Outro grande caminho que ele indica contra a distração é o da memória e da identificação: «Cristo não está longe, mas está sempre em relação conosco. Cada momento da vida terrena de Jesus pode tornar-se nosso contemporâneo, graças ao Espírito Santo. Graças a Ele, também nós estamos presentes no rio Jordão quando Jesus recebe o batismo. Também nós somos comensais nas bodas de Caná… Também nós testemunhamos com assombro os milhares de curas realizadas pelo Mestre: somos como o leproso purificado, o cego Bartimeu, Lázaro que sai do sepulcro...» (28 de abril).

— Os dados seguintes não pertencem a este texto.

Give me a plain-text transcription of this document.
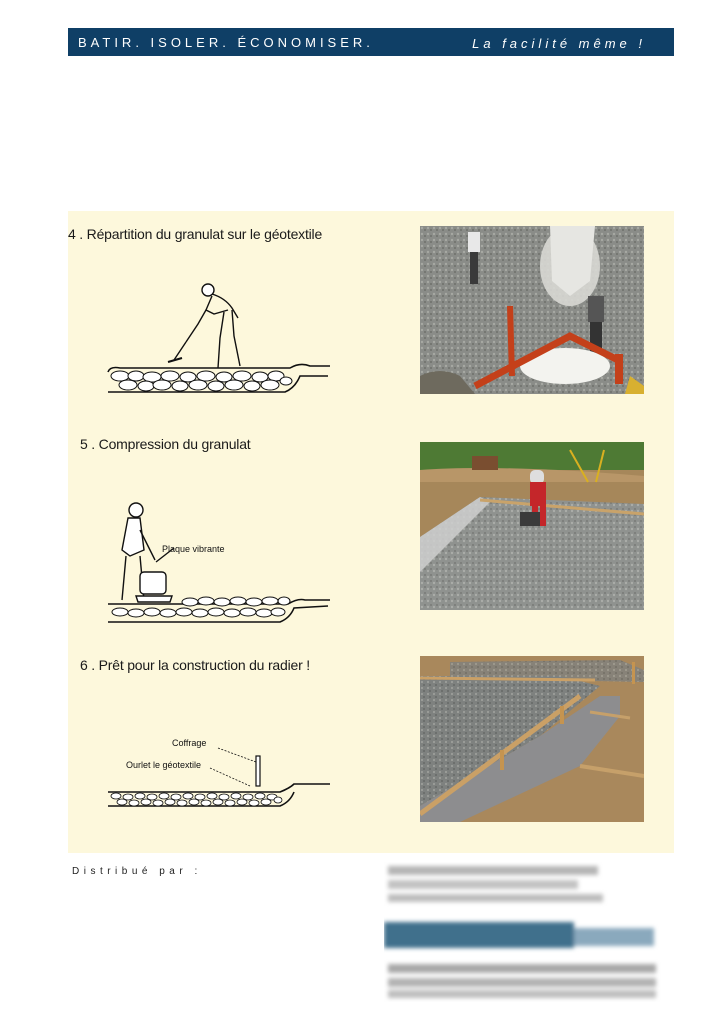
BATIR. ISOLER. ÉCONOMISER.	La facilité même !
4 . Répartition du granulat sur le géotextile
5 . Compression du granulat
Plaque vibrante
6 . Prêt pour la construction du radier !
Coffrage
Ourlet le géotextile
Distribué par :
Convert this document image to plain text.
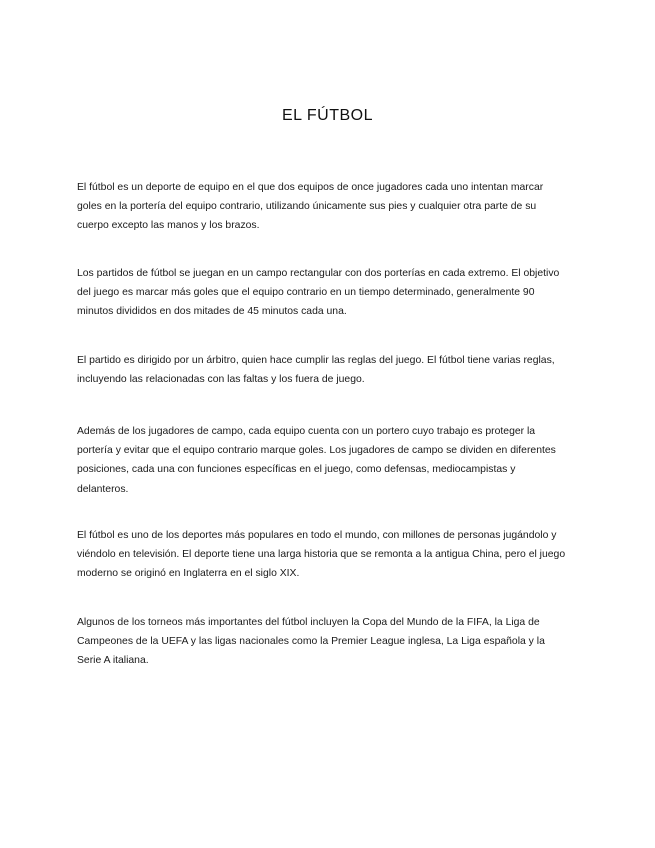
EL FÚTBOL

El fútbol es un deporte de equipo en el que dos equipos de once jugadores cada uno intentan marcar goles en la portería del equipo contrario, utilizando únicamente sus pies y cualquier otra parte de su cuerpo excepto las manos y los brazos.

Los partidos de fútbol se juegan en un campo rectangular con dos porterías en cada extremo. El objetivo del juego es marcar más goles que el equipo contrario en un tiempo determinado, generalmente 90 minutos divididos en dos mitades de 45 minutos cada una.

El partido es dirigido por un árbitro, quien hace cumplir las reglas del juego. El fútbol tiene varias reglas, incluyendo las relacionadas con las faltas y los fuera de juego.

Además de los jugadores de campo, cada equipo cuenta con un portero cuyo trabajo es proteger la portería y evitar que el equipo contrario marque goles. Los jugadores de campo se dividen en diferentes posiciones, cada una con funciones específicas en el juego, como defensas, mediocampistas y delanteros.

El fútbol es uno de los deportes más populares en todo el mundo, con millones de personas jugándolo y viéndolo en televisión. El deporte tiene una larga historia que se remonta a la antigua China, pero el juego moderno se originó en Inglaterra en el siglo XIX.

Algunos de los torneos más importantes del fútbol incluyen la Copa del Mundo de la FIFA, la Liga de Campeones de la UEFA y las ligas nacionales como la Premier League inglesa, La Liga española y la Serie A italiana.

A oração torna-se, assim, uma pauta musical na qual a melodia da vida é escrita. Não há contraposição entre a realidade cotidiana e o espírito, entre contemplação e ação: «Uma contradição que veio provavelmente da influência de algum filósofo neoplatônico» (5 de maio). E acrescenta: «Tudo no ser humano é “binário”: o nosso corpo é simétrico, temos dois braços, dois olhos, duas mãos. Assim, também o trabalho e a oração são complementares… As mãos postas do monge contêm os calos daqueles que empunham pás e enxadas» (9 de junho).
Com estas catequeses, que juntas constituem quase uma encíclica, Francisco quis lembrar a Igreja da importância da oração em um momento histórico tão desafiador. «Existe o risco de transformá-la em una organização de “empresários da fé” fazendo beneficência, muitas coisas…» (14 de abril) e, repetindo a interrogação de Jesus no Evangelho de Lucas (18,8), se pergunta: «O Filho do Homem, porém, quando vier, encontrará fé sobre a terra?»